During the Russian Civil War (1918-1920), 125 Jews fell victim to the pogroms conducted in Kiblych, while others sought refuge abroad. There is limited information available regarding the Jewish community of the village on the eve of the war. According to accounts from local residents, only a few Jewish families remained in Kiblych before the German invasion.
Kiblych fell under German occupation in late July 1941. Shortly afterward, a German administration, including the establishment of a Kommandantur, as well as local police, was put in place. From the outset of the occupation, the rights of local Jews were severely curtailed, and their property was looted. In the winter of 1942, local Jews as well as those ones from the surrounding area, and individuals from the Romanian-occupied Transnistria region, totaling several hundred, were brought to the village and confined within the school building, enclosed by a high barbed-wire fence. This marked the creation of a Jewish labor camp, guarded by Germans and local policemen. Its inmates were forced to wear distinctive yellow symbols on their shoulders, backs, and hats.

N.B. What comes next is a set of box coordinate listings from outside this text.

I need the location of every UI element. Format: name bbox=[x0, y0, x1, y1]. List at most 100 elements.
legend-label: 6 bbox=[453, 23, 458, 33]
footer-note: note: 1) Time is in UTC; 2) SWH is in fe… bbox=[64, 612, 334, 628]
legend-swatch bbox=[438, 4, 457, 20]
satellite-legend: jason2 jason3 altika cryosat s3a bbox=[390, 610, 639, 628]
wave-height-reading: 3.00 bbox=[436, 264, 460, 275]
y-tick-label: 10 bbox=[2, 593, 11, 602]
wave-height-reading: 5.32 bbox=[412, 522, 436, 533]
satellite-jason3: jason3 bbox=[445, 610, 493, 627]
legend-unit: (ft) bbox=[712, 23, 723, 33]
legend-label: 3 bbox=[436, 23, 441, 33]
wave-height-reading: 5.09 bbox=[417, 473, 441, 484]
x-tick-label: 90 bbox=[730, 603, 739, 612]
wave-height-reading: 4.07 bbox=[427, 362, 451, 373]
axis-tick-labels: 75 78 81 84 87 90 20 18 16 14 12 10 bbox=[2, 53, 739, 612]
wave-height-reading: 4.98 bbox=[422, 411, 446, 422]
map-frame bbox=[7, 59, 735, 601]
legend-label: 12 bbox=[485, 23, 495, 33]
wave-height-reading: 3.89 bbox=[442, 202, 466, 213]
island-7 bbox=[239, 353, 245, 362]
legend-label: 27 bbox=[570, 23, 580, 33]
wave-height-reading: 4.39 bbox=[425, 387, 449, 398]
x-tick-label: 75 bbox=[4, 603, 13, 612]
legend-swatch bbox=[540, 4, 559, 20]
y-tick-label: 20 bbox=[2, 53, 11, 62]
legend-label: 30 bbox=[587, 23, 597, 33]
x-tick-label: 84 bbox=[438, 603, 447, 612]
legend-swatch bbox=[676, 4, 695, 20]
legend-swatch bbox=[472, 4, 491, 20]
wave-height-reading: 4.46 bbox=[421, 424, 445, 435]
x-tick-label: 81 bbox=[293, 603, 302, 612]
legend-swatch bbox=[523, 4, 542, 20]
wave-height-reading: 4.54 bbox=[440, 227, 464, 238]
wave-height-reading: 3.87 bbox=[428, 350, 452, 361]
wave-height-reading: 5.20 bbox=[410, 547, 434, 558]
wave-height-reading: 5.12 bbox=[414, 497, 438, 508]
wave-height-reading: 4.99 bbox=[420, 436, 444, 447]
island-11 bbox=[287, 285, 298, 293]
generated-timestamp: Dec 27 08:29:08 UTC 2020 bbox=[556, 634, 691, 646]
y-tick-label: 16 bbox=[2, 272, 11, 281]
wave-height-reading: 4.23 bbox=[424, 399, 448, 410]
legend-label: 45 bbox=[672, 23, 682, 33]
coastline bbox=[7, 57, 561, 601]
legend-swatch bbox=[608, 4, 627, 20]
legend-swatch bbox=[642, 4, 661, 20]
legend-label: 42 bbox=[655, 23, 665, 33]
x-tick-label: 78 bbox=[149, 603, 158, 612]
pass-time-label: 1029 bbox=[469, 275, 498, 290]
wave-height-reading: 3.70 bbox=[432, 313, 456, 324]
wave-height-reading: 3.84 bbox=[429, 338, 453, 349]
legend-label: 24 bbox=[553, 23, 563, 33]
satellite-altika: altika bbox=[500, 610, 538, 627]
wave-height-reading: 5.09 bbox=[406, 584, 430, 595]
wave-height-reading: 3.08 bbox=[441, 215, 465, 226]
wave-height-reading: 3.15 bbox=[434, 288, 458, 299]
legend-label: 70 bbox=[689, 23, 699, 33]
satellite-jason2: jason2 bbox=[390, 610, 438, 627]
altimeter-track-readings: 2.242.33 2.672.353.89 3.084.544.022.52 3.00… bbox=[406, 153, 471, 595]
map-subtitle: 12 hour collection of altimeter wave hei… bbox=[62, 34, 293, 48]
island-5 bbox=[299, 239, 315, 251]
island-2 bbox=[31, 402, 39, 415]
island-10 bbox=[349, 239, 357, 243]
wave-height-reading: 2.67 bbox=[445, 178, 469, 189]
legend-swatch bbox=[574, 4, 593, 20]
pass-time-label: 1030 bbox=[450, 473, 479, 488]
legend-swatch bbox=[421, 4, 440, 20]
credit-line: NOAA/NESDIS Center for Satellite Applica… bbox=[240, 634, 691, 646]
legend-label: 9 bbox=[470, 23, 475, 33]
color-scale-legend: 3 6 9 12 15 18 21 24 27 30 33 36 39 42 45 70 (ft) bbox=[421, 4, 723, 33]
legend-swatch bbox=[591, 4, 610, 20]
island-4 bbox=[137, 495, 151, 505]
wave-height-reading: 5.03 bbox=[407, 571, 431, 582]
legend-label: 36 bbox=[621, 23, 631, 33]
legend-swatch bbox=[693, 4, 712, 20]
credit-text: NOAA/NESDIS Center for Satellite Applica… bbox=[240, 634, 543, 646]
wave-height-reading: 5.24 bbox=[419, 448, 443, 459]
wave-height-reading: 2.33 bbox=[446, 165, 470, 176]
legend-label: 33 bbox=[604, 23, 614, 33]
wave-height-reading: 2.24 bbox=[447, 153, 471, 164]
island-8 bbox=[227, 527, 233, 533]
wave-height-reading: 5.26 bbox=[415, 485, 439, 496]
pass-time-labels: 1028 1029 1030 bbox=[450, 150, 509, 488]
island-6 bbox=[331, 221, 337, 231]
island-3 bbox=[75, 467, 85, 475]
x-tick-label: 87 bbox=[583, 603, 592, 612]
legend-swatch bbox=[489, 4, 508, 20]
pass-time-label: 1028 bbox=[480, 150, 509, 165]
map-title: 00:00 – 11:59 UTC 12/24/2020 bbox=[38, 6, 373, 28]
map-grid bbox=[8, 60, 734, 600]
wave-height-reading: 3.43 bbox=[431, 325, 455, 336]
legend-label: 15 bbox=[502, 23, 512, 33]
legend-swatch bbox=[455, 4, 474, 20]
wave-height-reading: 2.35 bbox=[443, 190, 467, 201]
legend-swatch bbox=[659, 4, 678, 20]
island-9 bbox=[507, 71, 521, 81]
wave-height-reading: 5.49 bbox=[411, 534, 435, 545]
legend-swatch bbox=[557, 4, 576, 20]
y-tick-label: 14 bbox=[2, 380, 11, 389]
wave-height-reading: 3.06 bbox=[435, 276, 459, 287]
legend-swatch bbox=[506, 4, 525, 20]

While small children were permitted to remain in the camp, other Jewish detainees, along with local Ukrainians, were coerced into forced labor, contributing to the construction of the DGIV highway by working on the section connecting Vinnytsia and Uman. Meanwhile, certain skilled Jewish workers, particularly tailors, were "hired" by local residents and thus able to continue their profession. Harsh living conditions, including malnutrition, inadequate healthcare, and challenging work environments, led to the deaths of many inmates, whose bodies were interred in the Jewish cemetery.
Those deemed unfit for work, such as women and the elderly, were routinely taken to a ravine near the river and executed by German officers, their bodies interred in mass graves. Before their execution, the victims were forced to dig their own graves, which were then filled in by another group of Jews brought to the site for that purpose. It is estimated that up to 200 Jews perished in the Kiblych labor camp. During the camp’s liquidation, the remaining Jewish inmates were not shot but transferred elsewhere (presumably Teplyk or Raygorod), where they were subjected to forced labor before being murdered. There is no memorial at the execution site in the ravine.